En ce 3 décembre, journée internationale de la langue basque, Ttitto Betbeder, patron de l’Office public de la langue basque, est venu taper la discute sur ICI Pays Basque. Et autant dire qu’il n’a pas mâché ses mots : oui, l’euskara a encore de la voix, mais ce n’est pas non plus le moment de partir en sifflotant. Les dernières enquêtes socio-linguistiques montrent un nombre de bascophones plutôt stable côté nord, et même des jeunes qui s’y remettent sérieusement. Sauf qu’avec la population qui gonfle, proportionnellement, ça sent quand même un peu le roussi.
Ttitto recadre vite le débat : attention à ne pas prendre les chiffres pour argent comptant sans regarder la bande-annonce complète. « La chute s’est enfin arrêtée », dit-il en substance, ce qui n’était pas gagné après un siècle de glissade façon toboggan linguistique. Merci qui ? Merci l’école, où l’on fabrique désormais des bascophones tout neufs. La transmission familiale, elle, a pris ses RTT depuis un moment, mais peut-être reviendra-t-elle pointer d’ici quelques années. Et, fait rare : c’est le seul coin de France où une langue régionale remonte la pente au lieu de sombrer comme un vieux manuel de grammaire oublié.

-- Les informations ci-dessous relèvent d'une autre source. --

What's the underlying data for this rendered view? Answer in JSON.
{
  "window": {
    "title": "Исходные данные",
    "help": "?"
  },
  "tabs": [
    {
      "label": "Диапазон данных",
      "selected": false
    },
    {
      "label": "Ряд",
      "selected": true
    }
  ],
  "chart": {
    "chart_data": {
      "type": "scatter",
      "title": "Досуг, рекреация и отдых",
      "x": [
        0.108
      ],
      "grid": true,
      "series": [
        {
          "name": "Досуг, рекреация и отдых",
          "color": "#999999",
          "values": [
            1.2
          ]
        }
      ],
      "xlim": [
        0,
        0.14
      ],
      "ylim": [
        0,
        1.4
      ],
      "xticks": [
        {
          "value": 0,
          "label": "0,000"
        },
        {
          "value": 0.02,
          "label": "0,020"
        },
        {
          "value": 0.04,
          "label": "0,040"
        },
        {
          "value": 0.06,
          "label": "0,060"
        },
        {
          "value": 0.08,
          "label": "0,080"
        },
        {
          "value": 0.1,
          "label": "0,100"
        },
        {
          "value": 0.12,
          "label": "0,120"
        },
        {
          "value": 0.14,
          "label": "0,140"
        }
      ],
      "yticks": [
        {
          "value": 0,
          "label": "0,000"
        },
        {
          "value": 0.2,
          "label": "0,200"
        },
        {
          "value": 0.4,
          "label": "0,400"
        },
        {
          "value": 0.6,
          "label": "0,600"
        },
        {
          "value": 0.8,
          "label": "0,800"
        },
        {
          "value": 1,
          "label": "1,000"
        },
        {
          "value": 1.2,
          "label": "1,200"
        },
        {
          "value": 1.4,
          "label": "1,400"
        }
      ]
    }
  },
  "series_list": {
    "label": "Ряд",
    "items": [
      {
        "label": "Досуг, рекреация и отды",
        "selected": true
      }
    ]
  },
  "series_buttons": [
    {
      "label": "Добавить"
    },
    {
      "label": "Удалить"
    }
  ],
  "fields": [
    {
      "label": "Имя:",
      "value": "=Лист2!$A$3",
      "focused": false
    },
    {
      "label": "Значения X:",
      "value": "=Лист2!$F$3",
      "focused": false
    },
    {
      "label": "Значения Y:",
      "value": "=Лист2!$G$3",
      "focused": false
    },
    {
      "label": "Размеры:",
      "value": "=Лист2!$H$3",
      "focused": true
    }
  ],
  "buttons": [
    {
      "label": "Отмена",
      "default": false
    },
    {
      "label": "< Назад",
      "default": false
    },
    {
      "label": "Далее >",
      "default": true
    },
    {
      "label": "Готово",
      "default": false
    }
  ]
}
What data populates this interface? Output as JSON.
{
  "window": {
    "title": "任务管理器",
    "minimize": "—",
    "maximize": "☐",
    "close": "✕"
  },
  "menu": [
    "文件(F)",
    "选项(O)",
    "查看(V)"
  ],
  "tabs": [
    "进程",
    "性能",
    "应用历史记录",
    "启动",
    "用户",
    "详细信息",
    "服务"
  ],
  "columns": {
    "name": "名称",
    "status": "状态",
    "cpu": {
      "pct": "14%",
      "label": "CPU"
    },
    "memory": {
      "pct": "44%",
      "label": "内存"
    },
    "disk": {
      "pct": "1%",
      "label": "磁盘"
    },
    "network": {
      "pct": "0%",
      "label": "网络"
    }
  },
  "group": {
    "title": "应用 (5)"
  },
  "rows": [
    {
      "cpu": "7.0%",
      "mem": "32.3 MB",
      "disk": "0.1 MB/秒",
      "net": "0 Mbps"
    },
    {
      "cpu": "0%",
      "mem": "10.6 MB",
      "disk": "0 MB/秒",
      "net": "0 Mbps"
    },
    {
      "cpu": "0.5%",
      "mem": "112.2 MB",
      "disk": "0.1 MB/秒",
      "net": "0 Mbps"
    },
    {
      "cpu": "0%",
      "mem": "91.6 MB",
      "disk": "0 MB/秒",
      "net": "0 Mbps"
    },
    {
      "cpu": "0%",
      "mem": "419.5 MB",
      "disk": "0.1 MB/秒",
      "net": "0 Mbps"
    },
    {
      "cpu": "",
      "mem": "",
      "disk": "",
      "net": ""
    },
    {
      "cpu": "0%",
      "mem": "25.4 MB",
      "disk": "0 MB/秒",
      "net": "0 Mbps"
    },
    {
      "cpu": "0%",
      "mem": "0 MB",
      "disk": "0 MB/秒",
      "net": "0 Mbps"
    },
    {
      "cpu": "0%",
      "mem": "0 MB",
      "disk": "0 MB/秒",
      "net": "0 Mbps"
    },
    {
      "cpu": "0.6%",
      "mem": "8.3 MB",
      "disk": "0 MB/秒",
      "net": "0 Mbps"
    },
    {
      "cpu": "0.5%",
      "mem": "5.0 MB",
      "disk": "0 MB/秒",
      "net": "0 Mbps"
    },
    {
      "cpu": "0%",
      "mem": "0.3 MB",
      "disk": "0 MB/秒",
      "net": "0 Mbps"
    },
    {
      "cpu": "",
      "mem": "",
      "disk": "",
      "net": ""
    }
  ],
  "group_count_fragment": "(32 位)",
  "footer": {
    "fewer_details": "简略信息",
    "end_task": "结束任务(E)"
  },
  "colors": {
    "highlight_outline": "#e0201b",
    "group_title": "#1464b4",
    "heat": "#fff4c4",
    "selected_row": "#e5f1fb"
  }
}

Mais attention, prévient le directeur : pas la peine d’ouvrir le champagne ou de faire danser les consonnes trop vite. « Si on compare aux autres langues régionales, on s’en sort mieux », concède-t-il. Mais à l’échelle large, l’euskara reste une langue en danger, une sorte de guerrier linguistique qui tient debout parce que tout le monde se relaie pour l’empêcher de se vautrer. Bref : le basque n’est pas encore au tapis, mais si on ne continue pas à le bichonner, il risque de finir à parler tout seul.